Technical Abstract: Tropospheric ozone concentrations [O3] are increasing at rates that exceed any other pollutant. This highly reactive gas drives reductions in plant productivity and canopy water use while also increasing canopy temperature and sensible heat flux. It is not clear whether a minimum threshold of ozone exposure is needed to induce these responses. To investigate whether a minimum threshold exists and what the [O3] are at that threshold, we grew soybean using typical agronomic practices at varying [O3] ranging from 40 to 120 ppb.

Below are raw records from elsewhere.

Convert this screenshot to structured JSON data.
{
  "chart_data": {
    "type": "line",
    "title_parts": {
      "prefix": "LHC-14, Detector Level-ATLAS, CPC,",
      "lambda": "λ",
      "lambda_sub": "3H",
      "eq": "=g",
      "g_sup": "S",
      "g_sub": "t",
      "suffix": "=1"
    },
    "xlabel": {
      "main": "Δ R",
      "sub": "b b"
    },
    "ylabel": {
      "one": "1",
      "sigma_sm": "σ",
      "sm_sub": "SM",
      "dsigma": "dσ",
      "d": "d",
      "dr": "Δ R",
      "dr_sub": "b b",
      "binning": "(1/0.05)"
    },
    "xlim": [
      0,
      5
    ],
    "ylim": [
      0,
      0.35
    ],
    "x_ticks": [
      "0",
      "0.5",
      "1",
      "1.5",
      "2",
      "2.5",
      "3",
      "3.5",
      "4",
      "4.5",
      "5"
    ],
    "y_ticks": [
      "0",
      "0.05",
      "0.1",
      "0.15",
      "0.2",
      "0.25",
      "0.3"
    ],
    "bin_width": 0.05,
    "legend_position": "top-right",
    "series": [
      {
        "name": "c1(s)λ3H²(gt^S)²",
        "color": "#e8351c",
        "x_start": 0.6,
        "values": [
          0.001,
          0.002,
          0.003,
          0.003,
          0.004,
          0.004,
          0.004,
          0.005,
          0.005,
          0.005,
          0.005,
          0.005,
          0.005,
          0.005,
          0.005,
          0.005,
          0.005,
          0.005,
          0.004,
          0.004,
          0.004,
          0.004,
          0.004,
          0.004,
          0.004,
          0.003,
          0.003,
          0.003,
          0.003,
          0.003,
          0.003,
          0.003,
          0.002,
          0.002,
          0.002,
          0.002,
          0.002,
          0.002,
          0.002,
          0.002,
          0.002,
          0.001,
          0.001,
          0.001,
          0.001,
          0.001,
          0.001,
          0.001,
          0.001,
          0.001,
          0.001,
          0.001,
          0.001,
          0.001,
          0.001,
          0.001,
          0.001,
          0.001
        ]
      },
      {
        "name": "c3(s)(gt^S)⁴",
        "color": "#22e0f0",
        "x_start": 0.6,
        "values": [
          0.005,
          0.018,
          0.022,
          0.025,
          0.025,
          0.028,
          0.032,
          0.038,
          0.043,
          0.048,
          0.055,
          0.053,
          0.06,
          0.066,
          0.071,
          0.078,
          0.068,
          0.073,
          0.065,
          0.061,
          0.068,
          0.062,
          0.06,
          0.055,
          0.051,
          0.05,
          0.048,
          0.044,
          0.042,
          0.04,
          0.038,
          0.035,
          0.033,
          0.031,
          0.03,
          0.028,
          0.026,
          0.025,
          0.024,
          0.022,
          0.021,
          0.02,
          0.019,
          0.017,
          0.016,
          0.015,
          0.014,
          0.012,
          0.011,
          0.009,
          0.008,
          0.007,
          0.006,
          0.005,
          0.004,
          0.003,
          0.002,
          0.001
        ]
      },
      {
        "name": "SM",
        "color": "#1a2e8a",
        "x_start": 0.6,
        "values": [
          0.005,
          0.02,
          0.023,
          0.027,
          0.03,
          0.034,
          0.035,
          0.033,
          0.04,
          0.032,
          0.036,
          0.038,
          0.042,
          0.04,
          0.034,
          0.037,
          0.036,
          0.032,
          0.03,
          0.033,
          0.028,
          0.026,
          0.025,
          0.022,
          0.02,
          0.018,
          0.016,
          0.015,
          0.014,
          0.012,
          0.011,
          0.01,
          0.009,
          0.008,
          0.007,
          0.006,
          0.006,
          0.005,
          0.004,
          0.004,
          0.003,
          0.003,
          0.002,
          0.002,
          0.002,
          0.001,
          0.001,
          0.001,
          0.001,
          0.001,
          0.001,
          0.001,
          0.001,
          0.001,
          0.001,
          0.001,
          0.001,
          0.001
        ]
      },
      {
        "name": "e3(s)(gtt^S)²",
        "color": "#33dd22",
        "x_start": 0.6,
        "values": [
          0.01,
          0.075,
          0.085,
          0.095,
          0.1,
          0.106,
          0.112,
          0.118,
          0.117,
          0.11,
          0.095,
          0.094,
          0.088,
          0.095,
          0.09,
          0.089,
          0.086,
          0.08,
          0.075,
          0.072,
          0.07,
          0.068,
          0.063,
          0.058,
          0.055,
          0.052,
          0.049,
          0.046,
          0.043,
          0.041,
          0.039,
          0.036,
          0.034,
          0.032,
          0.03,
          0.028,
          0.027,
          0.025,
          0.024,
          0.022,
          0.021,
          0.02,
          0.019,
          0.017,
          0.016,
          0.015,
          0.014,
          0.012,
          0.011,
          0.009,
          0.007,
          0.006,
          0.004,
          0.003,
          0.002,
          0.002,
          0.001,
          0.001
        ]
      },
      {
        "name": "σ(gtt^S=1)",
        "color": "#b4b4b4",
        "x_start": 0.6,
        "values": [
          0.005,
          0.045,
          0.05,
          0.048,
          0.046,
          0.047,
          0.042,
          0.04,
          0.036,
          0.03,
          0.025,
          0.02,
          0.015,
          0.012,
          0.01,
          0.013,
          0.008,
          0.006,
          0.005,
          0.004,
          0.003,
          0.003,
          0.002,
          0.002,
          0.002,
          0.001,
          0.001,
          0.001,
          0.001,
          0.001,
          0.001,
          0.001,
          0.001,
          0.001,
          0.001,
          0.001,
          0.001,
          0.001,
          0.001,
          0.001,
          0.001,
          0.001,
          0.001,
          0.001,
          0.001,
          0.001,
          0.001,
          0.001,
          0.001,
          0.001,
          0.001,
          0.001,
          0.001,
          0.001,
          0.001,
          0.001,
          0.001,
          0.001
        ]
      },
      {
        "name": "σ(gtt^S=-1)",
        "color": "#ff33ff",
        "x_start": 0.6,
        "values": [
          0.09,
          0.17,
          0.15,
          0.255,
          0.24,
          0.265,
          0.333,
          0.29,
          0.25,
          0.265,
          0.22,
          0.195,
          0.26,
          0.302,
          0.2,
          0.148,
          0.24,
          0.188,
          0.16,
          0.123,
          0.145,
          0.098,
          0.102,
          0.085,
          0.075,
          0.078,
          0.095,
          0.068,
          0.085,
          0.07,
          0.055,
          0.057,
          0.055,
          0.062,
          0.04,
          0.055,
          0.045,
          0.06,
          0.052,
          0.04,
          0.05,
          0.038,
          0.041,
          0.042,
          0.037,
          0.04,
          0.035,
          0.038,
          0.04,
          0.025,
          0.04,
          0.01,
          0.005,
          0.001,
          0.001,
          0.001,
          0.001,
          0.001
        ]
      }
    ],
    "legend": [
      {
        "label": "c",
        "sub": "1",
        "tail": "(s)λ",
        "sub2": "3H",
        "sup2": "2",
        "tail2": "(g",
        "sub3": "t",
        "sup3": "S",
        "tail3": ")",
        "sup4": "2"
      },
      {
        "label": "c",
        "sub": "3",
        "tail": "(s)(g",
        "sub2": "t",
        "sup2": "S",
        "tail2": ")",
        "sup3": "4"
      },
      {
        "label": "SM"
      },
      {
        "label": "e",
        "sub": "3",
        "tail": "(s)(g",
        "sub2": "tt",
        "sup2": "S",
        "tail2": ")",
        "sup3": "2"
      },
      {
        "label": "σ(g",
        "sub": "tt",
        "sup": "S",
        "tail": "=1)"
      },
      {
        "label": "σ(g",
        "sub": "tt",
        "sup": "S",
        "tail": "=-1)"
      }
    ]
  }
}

Yield data were collected and canopy evapotranspiration (ET) and sensible heat flux (H) were measured using a residual canopy energy balance approach. Yield ranged from 4135 kg/ha to 1459 kg/ha and growing season total ET ranged from 406 mm to 298 mm in the control and maximum [O3] respectively. Water-use-efficiency (WUE; i.e. Yield/ET) ranged from 10.5 (kg/ha)/mm the control to 4.9 (kg/ha)/mm in the highest [O3]. H ranged from 30 W/m2 in the control to 51 W/m2 in the maximum [O3] where canopy temperatures were 1.0 deg C warmer than the control. Each canopy scale measurement followed a linear relationship with [O3] with no minimum threshold and did not asymptote at the maximum [O3]. These results indicate that significant changes will occur to the surface energy balance and WUE will decrease in soybean as [O3] increases beyond current concentrations. Because soybean is one of two species that makes up the largest continuous ecosystem in temperate North America, changes in these key ecosystem energy components could result in significant implications for regional climate and water resources.